The boss cares that the judge is young enough to get a few terms out of the judge, because incumbents rarely lose, and will remember who put him in a robe. I’ve known judges who were dumber than bricks, who couldn’t speak English, who were so lazy that they could barely be bothered to show up in court and so crazy that every appearance was an adventure down the rabbit hole. But they were judges, because we elected them.
Judge Kopf noted, with regard to the video above,
It was funny. But, as the real ads become more and more numerous, misleading, vicious, and explicitly partisan, there is a serious consequence to judicial advertising. The public begins to see judges as nothing more than politicians in black dresses.
This expression of concern comes from the side of the controversy where respect for the integrity of the judiciary is the utmost concern. I made a collateral point when I testified before the Feerick Commission years ago, that I would rather have judges free to express their partisanship, their bias, rather than hide behind the veneer of respectability. If they are biased, let’s hear of it. Why would one prefer to be ignorant of the attitude of the person you will be appearing before rather than fully aware of how much he hates your side?
The reaction to my argument for judicial transparency by the judges on the Feerick Commission was universal dismissal. They preferred to remain wrapped up in the canons that precluded them from uttering anything remotely reflecting a reason to vote for, or against, them.
But this defensive posture by the sitting bench is both cynical and, frankly, a bit of a stretch. These are committees, so one angry man isn’t going to be in a position to hang his personal enemy out to dry. And most people who are appointed to these types of committees are more inclined to bend over backwards to offend no one. After all, people aren’t appointed to committees because they are bright, hard-working and forthright. They get there because they have managed to avoid offending anyone along the way. It’s like doing an interview with Larry King. There’s no better way to minimize the potential for an unpleasant question.

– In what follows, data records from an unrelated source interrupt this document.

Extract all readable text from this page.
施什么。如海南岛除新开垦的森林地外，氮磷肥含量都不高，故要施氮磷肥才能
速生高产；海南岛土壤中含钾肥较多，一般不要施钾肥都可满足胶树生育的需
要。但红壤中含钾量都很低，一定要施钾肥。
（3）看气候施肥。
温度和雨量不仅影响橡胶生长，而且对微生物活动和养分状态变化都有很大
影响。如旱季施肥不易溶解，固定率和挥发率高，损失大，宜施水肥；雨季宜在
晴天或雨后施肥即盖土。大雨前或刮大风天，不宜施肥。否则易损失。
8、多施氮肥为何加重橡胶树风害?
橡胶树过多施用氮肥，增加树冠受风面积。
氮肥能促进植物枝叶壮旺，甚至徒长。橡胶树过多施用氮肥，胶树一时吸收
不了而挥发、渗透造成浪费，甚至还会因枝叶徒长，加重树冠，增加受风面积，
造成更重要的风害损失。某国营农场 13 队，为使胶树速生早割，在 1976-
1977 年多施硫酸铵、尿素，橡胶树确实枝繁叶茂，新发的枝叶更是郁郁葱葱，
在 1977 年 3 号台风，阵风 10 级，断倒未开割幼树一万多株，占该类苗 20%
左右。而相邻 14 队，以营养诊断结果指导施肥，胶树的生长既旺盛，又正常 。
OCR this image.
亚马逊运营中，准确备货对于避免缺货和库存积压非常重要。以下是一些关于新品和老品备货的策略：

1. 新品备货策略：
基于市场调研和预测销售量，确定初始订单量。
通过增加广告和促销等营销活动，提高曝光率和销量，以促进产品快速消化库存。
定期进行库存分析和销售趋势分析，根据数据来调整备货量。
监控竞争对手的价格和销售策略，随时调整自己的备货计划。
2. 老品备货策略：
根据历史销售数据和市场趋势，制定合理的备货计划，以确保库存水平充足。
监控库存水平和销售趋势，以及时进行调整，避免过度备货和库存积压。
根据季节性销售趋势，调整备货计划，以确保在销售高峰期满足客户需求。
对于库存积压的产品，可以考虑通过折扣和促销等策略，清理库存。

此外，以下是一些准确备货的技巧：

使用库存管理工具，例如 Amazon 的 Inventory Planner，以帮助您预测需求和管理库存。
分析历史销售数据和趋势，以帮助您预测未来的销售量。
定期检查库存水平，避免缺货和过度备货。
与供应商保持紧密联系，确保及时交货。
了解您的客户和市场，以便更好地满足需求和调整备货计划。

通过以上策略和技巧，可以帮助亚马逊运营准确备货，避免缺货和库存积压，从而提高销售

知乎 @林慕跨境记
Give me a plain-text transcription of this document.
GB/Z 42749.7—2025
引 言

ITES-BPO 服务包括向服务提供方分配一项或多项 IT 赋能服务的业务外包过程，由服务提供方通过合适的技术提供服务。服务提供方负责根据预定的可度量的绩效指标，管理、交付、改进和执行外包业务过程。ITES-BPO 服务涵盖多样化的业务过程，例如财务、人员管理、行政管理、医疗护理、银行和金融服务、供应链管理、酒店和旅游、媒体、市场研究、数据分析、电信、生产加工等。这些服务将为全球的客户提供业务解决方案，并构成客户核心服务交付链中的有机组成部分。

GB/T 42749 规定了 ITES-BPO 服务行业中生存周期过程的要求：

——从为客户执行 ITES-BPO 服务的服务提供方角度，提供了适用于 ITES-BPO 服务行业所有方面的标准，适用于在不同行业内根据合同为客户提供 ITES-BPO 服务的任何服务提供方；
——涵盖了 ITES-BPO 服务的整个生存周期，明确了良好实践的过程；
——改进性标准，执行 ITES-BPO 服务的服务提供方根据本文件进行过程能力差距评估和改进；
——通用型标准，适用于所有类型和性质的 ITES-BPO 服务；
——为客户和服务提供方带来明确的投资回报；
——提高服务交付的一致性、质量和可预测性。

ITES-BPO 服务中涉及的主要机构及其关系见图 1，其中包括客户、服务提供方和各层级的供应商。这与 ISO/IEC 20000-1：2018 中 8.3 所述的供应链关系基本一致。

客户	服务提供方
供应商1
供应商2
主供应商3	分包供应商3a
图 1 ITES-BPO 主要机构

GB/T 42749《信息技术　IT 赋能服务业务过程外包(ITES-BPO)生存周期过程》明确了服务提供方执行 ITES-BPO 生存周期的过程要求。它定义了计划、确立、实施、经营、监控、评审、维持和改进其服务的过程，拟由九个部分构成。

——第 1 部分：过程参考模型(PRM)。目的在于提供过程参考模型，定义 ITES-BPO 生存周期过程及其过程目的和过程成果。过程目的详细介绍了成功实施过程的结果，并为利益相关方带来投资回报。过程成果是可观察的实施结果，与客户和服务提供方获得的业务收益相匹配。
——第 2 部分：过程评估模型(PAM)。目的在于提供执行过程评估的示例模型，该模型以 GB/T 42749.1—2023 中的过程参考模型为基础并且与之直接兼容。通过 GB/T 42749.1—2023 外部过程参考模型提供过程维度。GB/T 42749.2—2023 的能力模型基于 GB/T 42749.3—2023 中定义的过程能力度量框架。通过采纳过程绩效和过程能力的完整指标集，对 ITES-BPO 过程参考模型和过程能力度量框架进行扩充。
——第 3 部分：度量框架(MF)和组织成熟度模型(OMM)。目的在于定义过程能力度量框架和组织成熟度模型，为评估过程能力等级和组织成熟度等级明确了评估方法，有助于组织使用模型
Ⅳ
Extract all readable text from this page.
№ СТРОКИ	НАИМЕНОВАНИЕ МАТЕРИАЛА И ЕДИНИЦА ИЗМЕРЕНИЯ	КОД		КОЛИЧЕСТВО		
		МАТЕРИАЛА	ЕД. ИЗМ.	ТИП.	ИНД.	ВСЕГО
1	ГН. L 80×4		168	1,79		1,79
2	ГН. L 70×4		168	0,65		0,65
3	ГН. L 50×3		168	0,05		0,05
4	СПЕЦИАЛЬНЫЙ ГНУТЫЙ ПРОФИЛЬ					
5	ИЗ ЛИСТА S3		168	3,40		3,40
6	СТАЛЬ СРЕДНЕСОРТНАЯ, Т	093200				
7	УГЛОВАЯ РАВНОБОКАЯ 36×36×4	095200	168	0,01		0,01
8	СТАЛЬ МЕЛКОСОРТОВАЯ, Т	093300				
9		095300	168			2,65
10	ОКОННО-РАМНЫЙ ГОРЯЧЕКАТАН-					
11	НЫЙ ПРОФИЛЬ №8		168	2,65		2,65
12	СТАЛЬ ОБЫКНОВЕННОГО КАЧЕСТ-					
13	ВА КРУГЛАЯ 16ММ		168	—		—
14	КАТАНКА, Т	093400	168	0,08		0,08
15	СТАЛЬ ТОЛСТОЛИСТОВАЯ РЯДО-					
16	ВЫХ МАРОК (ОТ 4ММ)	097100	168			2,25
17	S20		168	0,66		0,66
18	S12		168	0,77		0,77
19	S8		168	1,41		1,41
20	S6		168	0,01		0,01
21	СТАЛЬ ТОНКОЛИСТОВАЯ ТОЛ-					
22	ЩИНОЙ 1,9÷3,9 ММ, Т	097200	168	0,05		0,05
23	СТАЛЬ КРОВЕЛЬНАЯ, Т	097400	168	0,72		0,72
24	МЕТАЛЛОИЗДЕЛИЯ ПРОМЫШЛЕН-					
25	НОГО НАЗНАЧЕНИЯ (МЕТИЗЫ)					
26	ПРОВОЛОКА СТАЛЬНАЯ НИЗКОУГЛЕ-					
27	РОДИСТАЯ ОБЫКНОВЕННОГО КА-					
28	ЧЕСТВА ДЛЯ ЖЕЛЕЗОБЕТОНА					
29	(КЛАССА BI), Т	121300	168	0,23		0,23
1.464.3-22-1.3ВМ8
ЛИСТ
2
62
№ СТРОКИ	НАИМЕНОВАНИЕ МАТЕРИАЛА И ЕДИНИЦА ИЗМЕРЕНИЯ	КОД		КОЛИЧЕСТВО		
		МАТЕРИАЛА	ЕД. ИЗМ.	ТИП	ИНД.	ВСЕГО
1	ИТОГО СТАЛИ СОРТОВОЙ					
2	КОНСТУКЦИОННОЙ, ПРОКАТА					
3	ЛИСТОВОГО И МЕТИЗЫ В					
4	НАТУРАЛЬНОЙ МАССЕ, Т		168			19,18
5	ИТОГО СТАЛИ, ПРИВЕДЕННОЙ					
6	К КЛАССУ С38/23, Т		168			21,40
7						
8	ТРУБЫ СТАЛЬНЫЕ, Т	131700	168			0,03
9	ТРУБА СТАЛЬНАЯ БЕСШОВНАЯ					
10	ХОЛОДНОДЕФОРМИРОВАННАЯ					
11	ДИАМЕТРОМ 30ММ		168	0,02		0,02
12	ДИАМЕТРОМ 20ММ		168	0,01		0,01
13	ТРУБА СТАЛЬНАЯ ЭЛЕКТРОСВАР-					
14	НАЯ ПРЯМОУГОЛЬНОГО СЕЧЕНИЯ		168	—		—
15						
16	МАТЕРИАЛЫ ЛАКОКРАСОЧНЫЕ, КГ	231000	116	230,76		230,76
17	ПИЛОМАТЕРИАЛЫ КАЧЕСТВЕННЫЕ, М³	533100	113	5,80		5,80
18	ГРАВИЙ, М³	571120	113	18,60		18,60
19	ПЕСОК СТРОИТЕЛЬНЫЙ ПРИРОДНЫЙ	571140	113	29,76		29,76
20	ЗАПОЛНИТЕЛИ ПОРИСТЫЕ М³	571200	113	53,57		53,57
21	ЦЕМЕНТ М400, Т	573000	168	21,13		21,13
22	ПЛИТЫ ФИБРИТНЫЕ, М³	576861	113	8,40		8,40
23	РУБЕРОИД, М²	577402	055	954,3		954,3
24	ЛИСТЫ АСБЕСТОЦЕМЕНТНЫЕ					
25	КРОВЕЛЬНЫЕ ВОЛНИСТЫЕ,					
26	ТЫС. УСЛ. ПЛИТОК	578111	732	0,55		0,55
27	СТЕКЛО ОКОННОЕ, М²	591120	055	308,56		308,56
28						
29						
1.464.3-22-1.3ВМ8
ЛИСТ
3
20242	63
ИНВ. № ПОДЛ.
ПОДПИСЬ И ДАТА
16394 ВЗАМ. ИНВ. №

But one thing is for sure. Public confidence in judicial elections has now been addressed, and we need not waste any more time thinking about that little problem.
Appearance above all else is the core of public confidence. Little did they know that after Citizens United, outsiders would be fully capable of promoting their cause without being subject to the canons, putting out attack ads to explain how they would never rule in favor of a child molester, or, as reflected in a report by Emory profs Joanna Shepherd and Michael Kang:
the more campaign ads run in state judicial elections, the tougher these judges get on crime. But the real effect of these increasingly nasty ads, and the fundraising demands that come along with responding to these increasingly nasty ads, is an aggregate loss of confidence in the capacity of the judicial branch to be fair and unbiased.
This is a good thing. You see, before these nasty ads, people had no clue of the incipient bias in the judiciary. Now, they see it and, accordingly, lose confidence. It wasn’t that the judges were fair and unbiased before, but that the public had greater confidence in the fiction that they were.
The judicial branch of our tripartite government is referred to as “the least dangerous branch” by Alexander Hamilton in Federalist No. 78, because it has only one weapon at its disposal: integrity. Would you rather shake in fear of the judiciary or know that it’s shooting blanks?
And to any judge who takes offense to this characterization, nothing and no one compels you to do less than your best, fairest, most honorable service on the bench. As Old Mike from the train said, a good politician isn’t just one who gets bought, but one who stays bought. So you got the black dress. What you do with it is up to you.